Editor’s Note: Mr. Bei Shizhang celebrated his 104th birthday on October 10, 2007 in Beijing. A renowned biologist and educator, Bei has made great contribution to the scientific development of China. Wang Guyan, an assistant of Mr. Bei for many years, writes this story for the Cultural Dialogue to share with us Mr. Bei’s fruitful life and work.
“Diamond Doctor”
Bei Shizhang was awarded a doctorial degree on March 1st, 1928 at the age of 25 in the University of Tubingen, Germany. In 1978, the 75-year-old Bei was awarded another honorary doctorial degree by the university fifty years after his first doctorial degree. In 1988, Bei was honored again by his Alma Mater. In 2003, the University of Tubingen awarded Mr. Bei with the title of diamond doctor for his achievement in natural science. The asteroid 36015 Bei Shizhang, discovered on his birthday in 1996, was named in Bei’s honor on his 100th birthday in 2003.
Contribution to China’s Science and Education
Mr. Bei deserves all these kudos and respect. A scientist with a pioneering spirit, he is one of the founding fathers of China’ experimental biology and biophysics. He is a senior academician of China Academy of Sciences and honorary president of the Biophysics Research Institute.
Bei left for studies in Germany in 1921 and came back in 1929. He organized a series of brand new experiments in the field of cytology as soon as he took the deanship of the department of biology at Zhejiang University in 1930, where He taught in various fields of biology. In 1950 he was appointed director of the experimental biology research institute under the Chinese Academy of Sciences. In 1954, he was appointed an academic secretary at the headquarters of the Academy. Though spending a lot of time doing administrative work, he was able to continue with research projects. In 1958, he was appointed director of the Beijing Research Institute for Experimental Biology. In 1958 he founded the Biophysical Research Institute under the Chinese Academy of Sciences, one of the few research institutes engaged in academic researches in this field in the world at that time.

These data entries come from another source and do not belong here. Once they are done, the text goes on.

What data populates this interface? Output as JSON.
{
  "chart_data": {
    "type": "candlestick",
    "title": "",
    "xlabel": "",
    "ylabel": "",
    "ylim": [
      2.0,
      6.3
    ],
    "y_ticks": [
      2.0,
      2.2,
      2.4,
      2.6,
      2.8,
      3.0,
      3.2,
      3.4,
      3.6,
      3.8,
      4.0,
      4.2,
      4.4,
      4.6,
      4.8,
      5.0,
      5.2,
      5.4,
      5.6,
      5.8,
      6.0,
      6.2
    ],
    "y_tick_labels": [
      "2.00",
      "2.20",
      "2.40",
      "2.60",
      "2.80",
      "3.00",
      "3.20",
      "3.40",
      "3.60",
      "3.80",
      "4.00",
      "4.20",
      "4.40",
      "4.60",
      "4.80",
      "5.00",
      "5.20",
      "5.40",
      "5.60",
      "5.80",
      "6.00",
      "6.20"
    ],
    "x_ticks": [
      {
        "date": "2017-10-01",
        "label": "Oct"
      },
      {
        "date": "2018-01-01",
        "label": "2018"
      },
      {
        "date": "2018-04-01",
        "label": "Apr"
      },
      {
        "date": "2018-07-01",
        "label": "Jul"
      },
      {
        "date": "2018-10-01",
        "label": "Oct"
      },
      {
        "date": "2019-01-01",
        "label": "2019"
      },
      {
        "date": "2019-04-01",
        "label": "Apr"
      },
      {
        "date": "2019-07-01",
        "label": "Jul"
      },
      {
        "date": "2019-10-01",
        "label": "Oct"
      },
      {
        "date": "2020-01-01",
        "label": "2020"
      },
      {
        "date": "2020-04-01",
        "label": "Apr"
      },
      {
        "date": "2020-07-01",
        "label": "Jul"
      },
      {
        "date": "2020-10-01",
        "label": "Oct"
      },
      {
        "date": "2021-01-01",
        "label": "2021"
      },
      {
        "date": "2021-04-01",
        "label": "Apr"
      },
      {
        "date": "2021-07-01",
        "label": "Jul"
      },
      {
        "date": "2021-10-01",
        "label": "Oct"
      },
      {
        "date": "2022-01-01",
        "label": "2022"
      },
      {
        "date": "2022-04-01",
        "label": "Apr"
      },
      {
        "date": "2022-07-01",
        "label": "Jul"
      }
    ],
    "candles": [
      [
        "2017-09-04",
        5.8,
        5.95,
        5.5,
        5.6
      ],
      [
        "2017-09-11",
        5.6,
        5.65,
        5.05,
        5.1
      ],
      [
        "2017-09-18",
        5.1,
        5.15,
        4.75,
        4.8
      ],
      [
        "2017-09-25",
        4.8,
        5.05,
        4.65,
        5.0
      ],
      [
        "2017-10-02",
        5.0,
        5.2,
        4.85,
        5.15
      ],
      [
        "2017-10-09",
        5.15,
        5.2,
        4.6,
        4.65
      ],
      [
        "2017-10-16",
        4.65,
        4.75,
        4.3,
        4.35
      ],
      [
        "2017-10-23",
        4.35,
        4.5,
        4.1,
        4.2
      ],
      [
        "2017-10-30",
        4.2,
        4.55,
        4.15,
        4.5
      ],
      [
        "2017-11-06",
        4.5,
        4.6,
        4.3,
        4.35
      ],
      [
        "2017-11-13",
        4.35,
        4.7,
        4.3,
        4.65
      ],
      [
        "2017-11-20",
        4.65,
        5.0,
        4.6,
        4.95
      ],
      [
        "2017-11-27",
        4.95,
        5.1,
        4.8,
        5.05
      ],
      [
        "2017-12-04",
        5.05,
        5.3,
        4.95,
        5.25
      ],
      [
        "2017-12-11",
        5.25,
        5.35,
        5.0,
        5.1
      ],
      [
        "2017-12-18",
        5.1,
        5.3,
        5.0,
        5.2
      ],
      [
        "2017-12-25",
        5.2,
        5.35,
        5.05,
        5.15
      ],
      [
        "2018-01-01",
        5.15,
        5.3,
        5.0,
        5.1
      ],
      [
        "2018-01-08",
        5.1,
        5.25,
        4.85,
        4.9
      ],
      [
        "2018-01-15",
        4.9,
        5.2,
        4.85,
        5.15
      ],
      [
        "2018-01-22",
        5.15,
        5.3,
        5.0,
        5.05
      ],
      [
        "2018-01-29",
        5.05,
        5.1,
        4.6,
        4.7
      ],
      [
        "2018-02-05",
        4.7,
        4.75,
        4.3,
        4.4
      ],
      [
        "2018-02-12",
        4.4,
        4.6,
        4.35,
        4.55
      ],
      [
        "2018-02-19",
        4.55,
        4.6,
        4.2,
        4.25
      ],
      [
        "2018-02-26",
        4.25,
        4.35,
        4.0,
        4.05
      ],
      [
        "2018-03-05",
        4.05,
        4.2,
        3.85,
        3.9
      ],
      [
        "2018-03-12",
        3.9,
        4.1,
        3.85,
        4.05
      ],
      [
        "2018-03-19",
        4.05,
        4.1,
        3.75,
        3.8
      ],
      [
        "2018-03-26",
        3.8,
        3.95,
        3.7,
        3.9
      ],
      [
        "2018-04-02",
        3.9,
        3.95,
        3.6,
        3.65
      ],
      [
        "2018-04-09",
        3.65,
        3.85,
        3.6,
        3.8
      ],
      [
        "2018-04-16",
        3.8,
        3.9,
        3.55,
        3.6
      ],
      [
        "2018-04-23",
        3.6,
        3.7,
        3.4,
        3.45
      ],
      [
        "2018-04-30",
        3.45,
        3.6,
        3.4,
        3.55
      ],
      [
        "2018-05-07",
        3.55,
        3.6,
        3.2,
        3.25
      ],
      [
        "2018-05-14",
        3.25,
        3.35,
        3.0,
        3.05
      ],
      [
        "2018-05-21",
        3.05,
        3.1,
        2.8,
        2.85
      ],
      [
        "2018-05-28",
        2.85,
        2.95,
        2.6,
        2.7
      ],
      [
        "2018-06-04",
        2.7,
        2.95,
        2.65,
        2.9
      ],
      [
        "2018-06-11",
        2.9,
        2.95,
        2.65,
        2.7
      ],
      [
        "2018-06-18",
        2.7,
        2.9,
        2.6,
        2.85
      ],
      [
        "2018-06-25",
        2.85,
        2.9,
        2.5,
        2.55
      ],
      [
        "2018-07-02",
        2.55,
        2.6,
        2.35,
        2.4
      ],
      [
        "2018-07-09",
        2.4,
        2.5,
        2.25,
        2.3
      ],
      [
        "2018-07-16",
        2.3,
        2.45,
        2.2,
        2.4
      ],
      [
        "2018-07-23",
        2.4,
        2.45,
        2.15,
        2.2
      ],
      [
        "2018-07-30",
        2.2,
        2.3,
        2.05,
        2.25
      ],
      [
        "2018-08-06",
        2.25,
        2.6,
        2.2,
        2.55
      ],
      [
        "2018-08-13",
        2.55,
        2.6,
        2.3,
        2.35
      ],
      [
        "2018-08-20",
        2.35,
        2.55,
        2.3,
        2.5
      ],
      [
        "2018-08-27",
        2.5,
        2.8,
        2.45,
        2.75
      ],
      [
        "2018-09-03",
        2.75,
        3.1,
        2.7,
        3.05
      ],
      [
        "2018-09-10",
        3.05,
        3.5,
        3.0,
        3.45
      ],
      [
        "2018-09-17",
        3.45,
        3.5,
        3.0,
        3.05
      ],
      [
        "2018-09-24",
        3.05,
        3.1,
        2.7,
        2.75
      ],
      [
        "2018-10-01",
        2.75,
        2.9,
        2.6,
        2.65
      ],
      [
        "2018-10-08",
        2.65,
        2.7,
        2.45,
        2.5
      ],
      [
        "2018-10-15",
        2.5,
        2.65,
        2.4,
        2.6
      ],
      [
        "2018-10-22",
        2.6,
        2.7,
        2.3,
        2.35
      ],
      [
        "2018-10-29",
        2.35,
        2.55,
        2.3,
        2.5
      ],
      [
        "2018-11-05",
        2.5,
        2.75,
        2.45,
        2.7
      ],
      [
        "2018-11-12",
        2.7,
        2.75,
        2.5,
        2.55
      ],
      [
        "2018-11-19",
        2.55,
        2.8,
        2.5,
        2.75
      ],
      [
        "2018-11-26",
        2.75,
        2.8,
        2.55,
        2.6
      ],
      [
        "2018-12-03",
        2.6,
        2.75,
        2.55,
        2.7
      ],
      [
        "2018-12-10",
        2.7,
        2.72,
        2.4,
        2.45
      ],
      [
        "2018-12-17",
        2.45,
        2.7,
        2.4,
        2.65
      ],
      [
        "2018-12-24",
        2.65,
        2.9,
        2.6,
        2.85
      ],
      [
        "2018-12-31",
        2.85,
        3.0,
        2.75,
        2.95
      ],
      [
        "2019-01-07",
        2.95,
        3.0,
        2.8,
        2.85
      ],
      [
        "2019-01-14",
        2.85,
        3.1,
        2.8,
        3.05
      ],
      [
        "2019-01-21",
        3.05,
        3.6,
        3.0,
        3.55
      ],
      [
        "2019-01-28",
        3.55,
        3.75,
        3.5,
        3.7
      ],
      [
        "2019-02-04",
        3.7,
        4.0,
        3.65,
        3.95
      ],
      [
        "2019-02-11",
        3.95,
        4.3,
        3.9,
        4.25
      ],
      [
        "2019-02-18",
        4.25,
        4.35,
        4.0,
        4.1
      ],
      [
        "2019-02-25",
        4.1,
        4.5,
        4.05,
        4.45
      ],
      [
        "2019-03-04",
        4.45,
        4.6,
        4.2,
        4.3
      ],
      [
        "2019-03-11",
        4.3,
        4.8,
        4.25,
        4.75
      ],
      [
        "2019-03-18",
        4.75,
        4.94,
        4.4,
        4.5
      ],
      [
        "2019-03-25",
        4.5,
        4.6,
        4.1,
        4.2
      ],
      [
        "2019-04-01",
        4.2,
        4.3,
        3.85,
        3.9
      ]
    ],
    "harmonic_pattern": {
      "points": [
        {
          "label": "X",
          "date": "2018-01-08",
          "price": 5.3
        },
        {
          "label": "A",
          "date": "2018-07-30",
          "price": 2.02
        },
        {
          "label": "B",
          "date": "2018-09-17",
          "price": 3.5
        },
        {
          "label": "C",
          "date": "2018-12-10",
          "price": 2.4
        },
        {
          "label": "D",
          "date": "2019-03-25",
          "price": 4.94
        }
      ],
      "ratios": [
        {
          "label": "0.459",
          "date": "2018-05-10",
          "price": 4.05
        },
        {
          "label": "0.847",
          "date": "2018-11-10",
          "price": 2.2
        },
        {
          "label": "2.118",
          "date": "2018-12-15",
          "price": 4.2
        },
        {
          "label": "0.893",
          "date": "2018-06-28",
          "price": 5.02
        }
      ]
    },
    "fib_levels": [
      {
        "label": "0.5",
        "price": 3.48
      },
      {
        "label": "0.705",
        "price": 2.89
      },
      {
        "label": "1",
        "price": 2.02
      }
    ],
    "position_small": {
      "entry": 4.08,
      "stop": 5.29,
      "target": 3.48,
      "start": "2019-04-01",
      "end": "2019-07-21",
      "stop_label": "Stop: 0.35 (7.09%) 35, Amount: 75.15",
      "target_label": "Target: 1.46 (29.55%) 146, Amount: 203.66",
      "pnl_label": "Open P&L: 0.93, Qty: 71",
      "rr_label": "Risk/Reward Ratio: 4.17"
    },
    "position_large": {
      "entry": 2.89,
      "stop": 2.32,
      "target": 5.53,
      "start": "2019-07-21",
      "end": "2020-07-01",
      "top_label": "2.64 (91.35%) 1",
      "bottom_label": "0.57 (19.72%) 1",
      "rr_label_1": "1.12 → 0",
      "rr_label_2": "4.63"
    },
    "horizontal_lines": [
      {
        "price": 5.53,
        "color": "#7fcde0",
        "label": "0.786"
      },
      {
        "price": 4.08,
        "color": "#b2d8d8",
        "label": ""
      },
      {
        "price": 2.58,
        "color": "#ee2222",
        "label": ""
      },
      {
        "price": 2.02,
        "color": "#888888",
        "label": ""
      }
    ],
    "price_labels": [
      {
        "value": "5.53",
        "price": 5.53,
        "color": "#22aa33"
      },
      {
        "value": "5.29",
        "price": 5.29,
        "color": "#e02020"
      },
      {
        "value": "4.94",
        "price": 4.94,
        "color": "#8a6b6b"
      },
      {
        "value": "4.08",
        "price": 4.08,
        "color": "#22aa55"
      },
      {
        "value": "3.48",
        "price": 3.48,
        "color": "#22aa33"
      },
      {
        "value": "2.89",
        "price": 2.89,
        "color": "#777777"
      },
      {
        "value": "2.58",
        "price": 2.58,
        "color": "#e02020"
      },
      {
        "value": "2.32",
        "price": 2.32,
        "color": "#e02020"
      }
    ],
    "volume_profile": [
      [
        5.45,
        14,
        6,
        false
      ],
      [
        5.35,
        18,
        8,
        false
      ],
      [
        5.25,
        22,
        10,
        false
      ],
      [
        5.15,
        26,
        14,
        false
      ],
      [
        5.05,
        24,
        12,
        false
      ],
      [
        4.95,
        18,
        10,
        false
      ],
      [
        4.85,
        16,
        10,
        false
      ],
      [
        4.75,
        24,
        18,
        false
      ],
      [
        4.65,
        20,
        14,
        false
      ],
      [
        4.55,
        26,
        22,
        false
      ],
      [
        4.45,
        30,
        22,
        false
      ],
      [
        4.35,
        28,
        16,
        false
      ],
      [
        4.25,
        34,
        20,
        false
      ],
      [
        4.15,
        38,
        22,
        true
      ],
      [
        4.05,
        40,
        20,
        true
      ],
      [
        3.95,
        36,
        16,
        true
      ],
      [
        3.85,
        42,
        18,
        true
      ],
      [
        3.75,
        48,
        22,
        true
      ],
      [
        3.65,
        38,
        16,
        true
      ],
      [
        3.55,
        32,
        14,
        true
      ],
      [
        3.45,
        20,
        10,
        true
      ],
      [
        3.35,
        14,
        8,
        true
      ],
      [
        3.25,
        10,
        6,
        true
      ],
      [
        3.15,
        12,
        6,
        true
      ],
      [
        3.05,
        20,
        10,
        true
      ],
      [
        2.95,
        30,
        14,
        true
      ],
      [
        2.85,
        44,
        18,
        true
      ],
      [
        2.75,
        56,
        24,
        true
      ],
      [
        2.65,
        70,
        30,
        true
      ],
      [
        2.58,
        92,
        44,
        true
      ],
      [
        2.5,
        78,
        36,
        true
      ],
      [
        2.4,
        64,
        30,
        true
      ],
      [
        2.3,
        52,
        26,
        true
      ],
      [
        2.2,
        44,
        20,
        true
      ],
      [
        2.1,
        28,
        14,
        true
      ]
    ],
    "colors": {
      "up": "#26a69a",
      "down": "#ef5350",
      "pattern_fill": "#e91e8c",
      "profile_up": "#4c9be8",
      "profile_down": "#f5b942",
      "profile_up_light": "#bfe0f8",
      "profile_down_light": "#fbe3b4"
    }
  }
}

In 1958 he also founded the biological department at the Chinese University of Science and Technology. From 1964 to 1966, he was in charge of research and launch of China’s first biorockets. In 1980, he helped found the China Biophysicists Association.
In addition to being heavily engaged in academic research, he was a deputy to the first to sixth National People’s Congress and member on the standing committee of the third to the sixth NPC. He was a vice director of the editorial committee of the Journal of Chinese Science, China Encyclopedia and director of the editorial committee for the biology volume of the encyclopedia.
Mr. Bei’s Theory on Cells
The “cell theory” was first formulated in the years of 1838 and 1839 by German botanist Matthias Jakob Schleiden and zoologist Theodor Schwann. In 1855, the German pathologist Rudolf Virchow came up with a doctrine that “all living cells arise from pre-existing living cells”, thus giving birth to a full-fledged cytology. Scientists of that time believed that cells reproduced themselves by division and that it was the only way that cells reproduced themselves. But in the 1930s, Mr. Bei proposed a new theory on the basis of experiments that cells could also reproduce by reconstruction. According to Bei, the cells we see today had their predecessors before they became what they are today. They can’t have been as complicated and fully developed at the genesis of life as they are now. There must have existed primitive cells before they became what they are today. Over 70 years, Bei has formulated a complete cell reconstruction theory. The cell reconstruction theory may need more evidence to establish itself firmly, but Bei does not believe the orthodox “cell theory” is sound to explain for the genesis and evolution of cells on earth. His theory may exert a big influence on the future development of cytology.
Family Background
Mr. Bei Shizhang was born in a fishing village on October 10, 1903. His grandfather was a fisherman. As a kid, his father looked after neighbor’s cattle and worked as an apprentice and then a shop clerk. He worked hard to learn to write and read and learned to work the abacus. Finally he was able to run a small shop of his own in Hankou, which was an important city in central China, to sell goods made in Beijing, and he later became an accountant in a German bank. Bei Shizhang is the first scientist and professor of the Bei family.
Bei Shizhang went to a private school in the home village. When the school was shut down due to fund shortage, Bei went to another school in another village a kilometer away. From the age of 12 onward, he received education in schools in Shanghai and Hankou. He came back home during winter and summer vacations.
His mother Chen A’hua passed quite a few valuable life tips to her son. For example, his mother said that a boy should learn to be industrious and diligent because he would grow up to be the breadwinner of a family of old parents and young children. Before he left home at 12, the boy always did some house chores every day. For example, he would help his mother weave fishing net after school before supper.
Although the family did not have much money, the parents did everything possible for Bei Shizhang. They borrowed money to send Bei to Germany to study, a journey that has taken the young scholar so far. The parents certainly had no idea that their education investment into their son would make their son, among other honors, a founding father of China’s biology and biophysics.